2. To June This Morning

Ruston Kelly and Kacey Musgraves


Much of this hope my father carried with him those last days of his life specifically came from the beauty of his relationship with my mother.

John Carter Cash

There were words that were written February 2nd, 1970, titled “To June This Morning.” In the poem, from that cold morning describes my mother coming down the stairs of their home on Old Hickory Lake in Hendersonville, Tennessee. February 2nd, 1970. At the time, my mother was eight months pregnant with me. So as she came down those stairs, carrying that burden within her body, the hope within him welled up greatly, and the joy and the love flourished. I went to a friend of mine named Ruston Kelly, and I asked him if he would be interested in looking at one of my father’s poems and possibly putting it to music.

Ruston has a great spirit.
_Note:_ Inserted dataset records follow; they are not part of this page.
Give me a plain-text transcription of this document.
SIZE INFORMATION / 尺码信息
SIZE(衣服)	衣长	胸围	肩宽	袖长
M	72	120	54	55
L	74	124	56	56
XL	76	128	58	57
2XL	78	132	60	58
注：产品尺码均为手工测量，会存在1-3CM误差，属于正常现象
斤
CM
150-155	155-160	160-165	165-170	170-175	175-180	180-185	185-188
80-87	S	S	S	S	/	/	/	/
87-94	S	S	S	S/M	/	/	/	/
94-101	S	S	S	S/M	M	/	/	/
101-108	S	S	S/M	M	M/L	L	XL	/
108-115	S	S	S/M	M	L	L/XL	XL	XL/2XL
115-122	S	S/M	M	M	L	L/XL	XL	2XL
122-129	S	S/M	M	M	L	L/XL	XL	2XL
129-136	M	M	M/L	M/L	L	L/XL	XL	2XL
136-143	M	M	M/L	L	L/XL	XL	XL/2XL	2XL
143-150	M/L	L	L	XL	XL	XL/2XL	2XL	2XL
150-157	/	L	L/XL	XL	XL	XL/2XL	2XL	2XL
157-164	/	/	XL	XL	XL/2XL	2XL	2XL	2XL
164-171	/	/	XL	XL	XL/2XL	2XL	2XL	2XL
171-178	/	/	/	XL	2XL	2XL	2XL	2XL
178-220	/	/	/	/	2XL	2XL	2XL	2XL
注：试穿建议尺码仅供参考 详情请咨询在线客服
I gave him the book Forever Words, which was edited by Paul Muldoon. Ruston looked down at the book, tears nearly welling up in his eyes, and said, “When I was a teenager, I found something that your dad had written to your mother.” He went on, “I actually began to put music to it then…” That poem happened to be “To June This Morning”. Would you mind if I ask my fiancé to be a part of it?” I said, “Sure, I’m definitely open for that. What’s her name?” He said, “Kacey Musgraves”. So, Kacey became a part of the recording process also.

That definition of hope, to me, run steady through the first two songs of this album, “Forever/I Still Miss Someone” and then into “To June This Morning,” casting back, looking at the beginning of the hope. Part of the strength that he had inside at the end of his life was faith in the unseen future, hope in the face of darkness. Faced with the fact that his body was giving up on him, hope still remained. The inception of much of that hope was occurring at the time that the words to “To June This Morning” were written. So, that’s a circle to me, the beginning of the album, the two pieces complete a circle of hope.